800beloved (which, if you haven’t figured it out by now is in fact a phone number) are not strangers to strong visual imageries that require, for those curious enough, further explanation though never deviating from disarming the audience. “The cover art is a lift from our friend’s Instagram. When I saw the photo I immediately sensed the vibe of the album which leaves this stained cafeteria feeling.” Lynch is wistful when he says this, and it is with this very passion in which he describes the synchronistic way in which the photo encapsulates the album and the band’s willingness to artfully displace themselves by releasing Distortion completely independently, that I am reminded of his affinity for detail both visually and sonically (and the palpable electricity he exudes when the two are perfectly wed). “When you work with a label and they tell you one thing and it doesn’t happen, it feels like a hula dance. A hula hoop doesn’t belong in a tree. I love the connotation of displacement of an object.”

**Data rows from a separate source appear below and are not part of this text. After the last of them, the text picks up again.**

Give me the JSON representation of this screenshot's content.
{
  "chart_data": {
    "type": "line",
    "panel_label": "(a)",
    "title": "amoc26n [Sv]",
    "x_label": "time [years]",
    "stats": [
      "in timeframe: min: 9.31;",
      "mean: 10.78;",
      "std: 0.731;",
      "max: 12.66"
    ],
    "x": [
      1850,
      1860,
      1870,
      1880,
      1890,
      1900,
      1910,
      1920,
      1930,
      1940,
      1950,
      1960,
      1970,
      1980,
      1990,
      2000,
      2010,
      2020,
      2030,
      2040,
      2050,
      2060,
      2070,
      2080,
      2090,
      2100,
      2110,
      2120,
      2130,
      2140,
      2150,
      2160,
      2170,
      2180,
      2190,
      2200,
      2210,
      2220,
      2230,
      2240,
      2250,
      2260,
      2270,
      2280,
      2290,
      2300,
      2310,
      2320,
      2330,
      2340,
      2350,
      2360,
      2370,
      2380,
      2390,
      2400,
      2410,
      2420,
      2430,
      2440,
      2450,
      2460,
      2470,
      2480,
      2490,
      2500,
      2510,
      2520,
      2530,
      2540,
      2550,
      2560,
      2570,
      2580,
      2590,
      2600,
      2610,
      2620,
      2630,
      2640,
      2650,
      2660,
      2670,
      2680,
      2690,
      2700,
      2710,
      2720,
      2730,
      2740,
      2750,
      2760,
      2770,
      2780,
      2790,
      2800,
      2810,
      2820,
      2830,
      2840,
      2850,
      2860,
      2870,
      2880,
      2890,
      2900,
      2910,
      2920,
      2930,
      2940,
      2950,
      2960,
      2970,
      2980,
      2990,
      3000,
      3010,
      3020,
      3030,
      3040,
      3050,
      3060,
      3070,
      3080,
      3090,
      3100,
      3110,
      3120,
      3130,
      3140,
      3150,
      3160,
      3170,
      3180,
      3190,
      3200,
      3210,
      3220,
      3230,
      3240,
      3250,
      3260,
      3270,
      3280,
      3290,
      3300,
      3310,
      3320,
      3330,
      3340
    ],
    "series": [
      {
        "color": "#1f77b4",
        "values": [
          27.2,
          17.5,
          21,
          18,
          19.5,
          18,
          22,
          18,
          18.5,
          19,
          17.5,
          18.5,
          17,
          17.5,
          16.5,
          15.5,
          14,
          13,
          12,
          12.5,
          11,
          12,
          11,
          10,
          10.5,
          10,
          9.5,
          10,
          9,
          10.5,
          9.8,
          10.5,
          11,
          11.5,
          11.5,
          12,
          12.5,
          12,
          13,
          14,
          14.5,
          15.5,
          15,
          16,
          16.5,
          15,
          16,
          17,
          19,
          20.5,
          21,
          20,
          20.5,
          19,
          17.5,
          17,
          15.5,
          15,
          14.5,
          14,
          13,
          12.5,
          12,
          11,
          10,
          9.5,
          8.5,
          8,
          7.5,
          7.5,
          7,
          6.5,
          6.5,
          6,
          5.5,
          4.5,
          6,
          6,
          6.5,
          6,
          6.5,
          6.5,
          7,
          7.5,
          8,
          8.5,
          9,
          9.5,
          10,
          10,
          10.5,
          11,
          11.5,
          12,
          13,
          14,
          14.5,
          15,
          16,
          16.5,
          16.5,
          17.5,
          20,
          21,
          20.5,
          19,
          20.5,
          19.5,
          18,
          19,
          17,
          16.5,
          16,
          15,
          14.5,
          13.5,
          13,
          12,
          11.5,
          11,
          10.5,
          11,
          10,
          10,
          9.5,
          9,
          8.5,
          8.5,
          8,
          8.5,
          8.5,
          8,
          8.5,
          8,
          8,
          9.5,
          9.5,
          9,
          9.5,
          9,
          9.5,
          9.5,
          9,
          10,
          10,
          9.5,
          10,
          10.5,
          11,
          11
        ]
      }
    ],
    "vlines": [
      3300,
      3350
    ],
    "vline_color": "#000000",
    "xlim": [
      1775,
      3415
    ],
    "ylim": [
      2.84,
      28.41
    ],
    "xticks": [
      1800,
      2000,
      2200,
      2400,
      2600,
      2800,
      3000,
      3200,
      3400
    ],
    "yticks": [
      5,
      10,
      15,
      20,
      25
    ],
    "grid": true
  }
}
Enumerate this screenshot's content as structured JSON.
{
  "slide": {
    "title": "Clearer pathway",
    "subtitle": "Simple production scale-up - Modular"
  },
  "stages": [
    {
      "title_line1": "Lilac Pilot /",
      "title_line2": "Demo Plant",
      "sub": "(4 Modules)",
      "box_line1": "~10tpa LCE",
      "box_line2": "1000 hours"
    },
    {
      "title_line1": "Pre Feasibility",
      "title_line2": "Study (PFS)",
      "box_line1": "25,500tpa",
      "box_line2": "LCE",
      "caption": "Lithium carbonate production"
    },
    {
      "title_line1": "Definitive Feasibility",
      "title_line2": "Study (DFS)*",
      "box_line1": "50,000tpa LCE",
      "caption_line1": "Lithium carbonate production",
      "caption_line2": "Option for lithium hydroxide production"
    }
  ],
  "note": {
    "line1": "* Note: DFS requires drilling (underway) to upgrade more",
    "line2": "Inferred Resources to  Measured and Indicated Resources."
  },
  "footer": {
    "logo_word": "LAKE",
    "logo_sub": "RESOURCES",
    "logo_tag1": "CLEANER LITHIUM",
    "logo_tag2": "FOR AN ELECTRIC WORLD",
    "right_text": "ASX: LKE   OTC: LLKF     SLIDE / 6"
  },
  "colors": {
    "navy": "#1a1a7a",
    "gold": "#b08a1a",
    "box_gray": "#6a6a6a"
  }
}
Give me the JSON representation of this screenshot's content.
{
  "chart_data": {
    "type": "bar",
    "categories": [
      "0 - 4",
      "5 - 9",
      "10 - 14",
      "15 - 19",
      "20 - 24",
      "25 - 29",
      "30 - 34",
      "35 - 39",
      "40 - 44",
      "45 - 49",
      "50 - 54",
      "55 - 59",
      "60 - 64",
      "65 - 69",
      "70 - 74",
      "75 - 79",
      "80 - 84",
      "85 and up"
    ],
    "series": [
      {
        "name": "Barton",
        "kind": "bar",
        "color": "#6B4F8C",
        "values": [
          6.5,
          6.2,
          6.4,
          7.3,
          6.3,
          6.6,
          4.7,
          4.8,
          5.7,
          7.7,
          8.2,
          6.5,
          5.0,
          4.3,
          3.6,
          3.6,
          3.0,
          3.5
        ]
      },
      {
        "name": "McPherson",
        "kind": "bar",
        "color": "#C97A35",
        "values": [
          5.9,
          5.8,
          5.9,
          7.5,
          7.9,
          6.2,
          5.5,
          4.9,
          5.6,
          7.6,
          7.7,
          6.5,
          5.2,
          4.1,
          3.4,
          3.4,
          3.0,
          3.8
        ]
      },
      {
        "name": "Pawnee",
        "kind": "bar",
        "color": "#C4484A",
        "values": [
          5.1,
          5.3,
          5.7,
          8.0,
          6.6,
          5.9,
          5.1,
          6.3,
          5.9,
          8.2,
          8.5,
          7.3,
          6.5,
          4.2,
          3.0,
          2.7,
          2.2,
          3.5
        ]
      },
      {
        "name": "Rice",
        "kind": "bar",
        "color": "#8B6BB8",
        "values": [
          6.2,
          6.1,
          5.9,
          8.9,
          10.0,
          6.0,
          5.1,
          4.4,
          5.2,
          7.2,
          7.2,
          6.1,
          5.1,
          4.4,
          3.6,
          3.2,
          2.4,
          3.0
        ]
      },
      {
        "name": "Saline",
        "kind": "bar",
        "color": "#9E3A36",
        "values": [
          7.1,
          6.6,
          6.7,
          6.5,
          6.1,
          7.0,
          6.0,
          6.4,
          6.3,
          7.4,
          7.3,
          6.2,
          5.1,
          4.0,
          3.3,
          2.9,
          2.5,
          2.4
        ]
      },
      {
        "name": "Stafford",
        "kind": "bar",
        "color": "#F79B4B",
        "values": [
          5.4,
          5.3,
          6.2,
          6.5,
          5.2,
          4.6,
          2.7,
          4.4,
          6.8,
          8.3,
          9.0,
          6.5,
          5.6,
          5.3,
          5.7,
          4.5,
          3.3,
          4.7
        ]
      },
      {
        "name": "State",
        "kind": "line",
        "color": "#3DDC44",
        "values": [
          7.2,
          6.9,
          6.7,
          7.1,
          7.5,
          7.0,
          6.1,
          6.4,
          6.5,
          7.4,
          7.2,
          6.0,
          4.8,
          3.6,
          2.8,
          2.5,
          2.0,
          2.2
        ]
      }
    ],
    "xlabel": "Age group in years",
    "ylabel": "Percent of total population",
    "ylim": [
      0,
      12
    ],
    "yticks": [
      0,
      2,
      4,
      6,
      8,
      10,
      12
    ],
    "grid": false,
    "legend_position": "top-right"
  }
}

So, yes. We were right. A lot can change in five years. Although 800beloved has remained uncompromising in vision, they continue to evolve. They’re still the band you have to seek to find or will possibly trip over. We conclude our interview (during which I’m not sure I ever even posed a question, a stark contrast to my pages of meticulous, shaky fangirl notes from five years ago) and venture out for a late night dinner where we take turns laughing, commiserating, and stealing french fries and onion rings off of each other’s respective plates. We eventually part ways at the gig van, aptly named “the space station” where Sean lends me an Alesis processor and the road worn, black electric Epiphone used on Bouquet, their first album and my summer soundtrack for heartbreak the year of its release. It’s a poetic transfer between friends; words for words, music for music, fried food for fried food. It isn’t until after I’m nestled into my apartment later that night with these symbolic musical tools far too advanced for my two- month- old fascination that Sean texts me, “I can’t wait to hear your distortions.” A perfectly apropos end to the night. I put my phone down and make some ugly, screechy guitar sounds and am suddenly warmed and buzzed by my own contortions as I dreamt of roller skates, longing for a summer that may or may not have happened yet.